非鉄大手が発表した2018年4―6月期連結決算のうち、電子材料関連部門ではJX金属や住友金属鉱山の好調が目立つ。JX金属は電材加工事業の営業利益(国際会計基準)が前年同期比14・3%増の72億円に拡大。スマートフォンなどの部材となる圧延銅箔や半導体製造工程で使う薄膜形成材(スパッタリングターゲット)の販売増が寄与した。
住友鉱は材料事業の税引き前利益(国際会計基準)が同35・8%増の65億円に伸びた。特に車載用リチウムイオン二次電池などに使用する電池材料は、売上高が同89・7%増の275億円と快走が続いている。

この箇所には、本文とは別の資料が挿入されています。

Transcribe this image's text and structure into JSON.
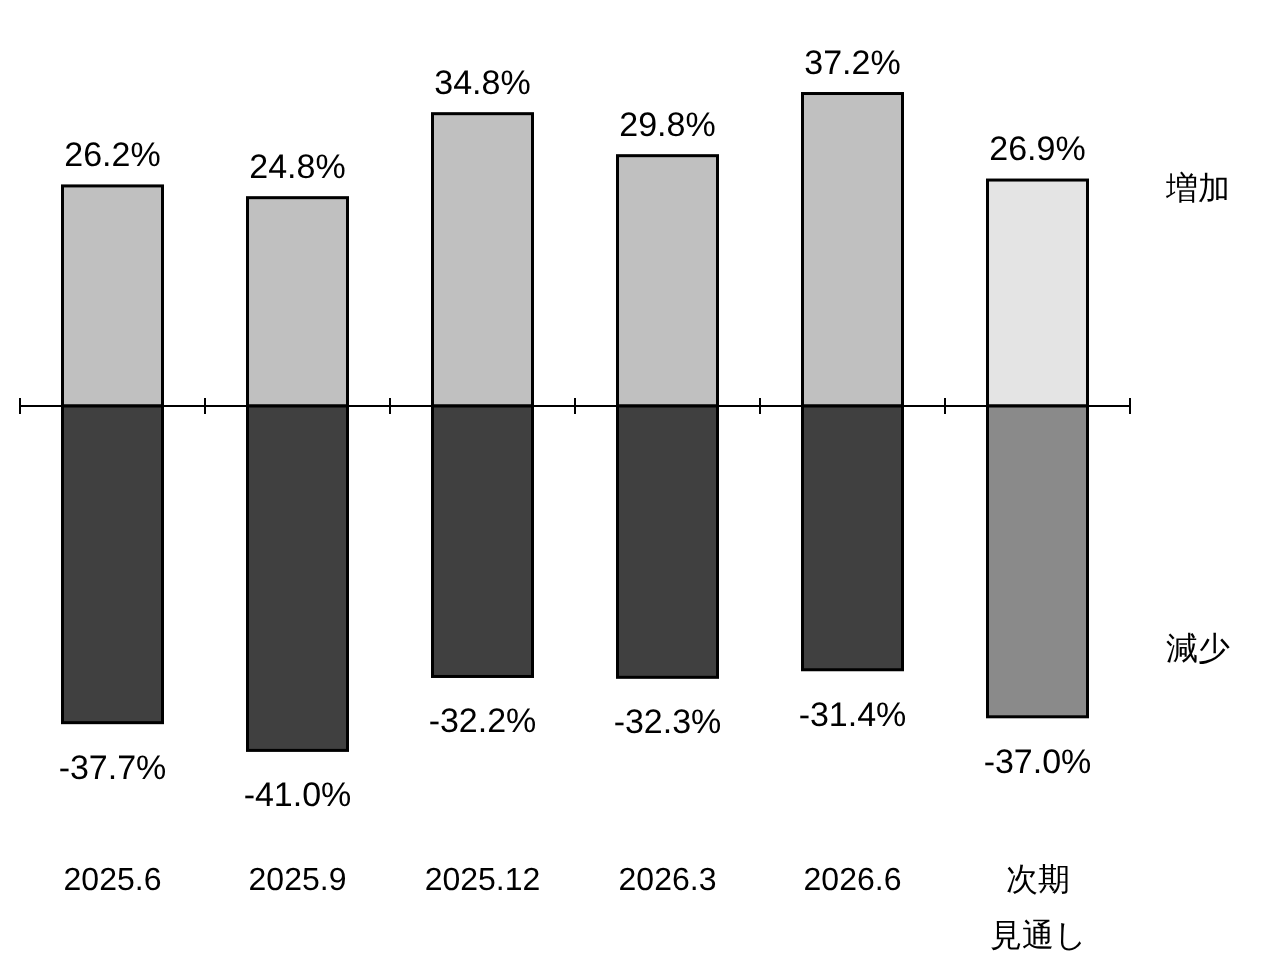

三井金属は原料高などにより機能材料事業の経常利益が同3・8%減の62億円と減益になったが、高機能スマホなどに使用する極薄銅箔の販売量は同約13%増となった。三菱マテリアルも、多結晶シリコンの販価下落などの影響で電子材料事業の経常利益が減益となったものの、「半導体向けを中心に販売は堅調」(佐々木晋常務執行役員)。19年3月期通期については同事業の経常利益見通しを期初予想比9億円増の70億円(前期は45億円)に上方修正した。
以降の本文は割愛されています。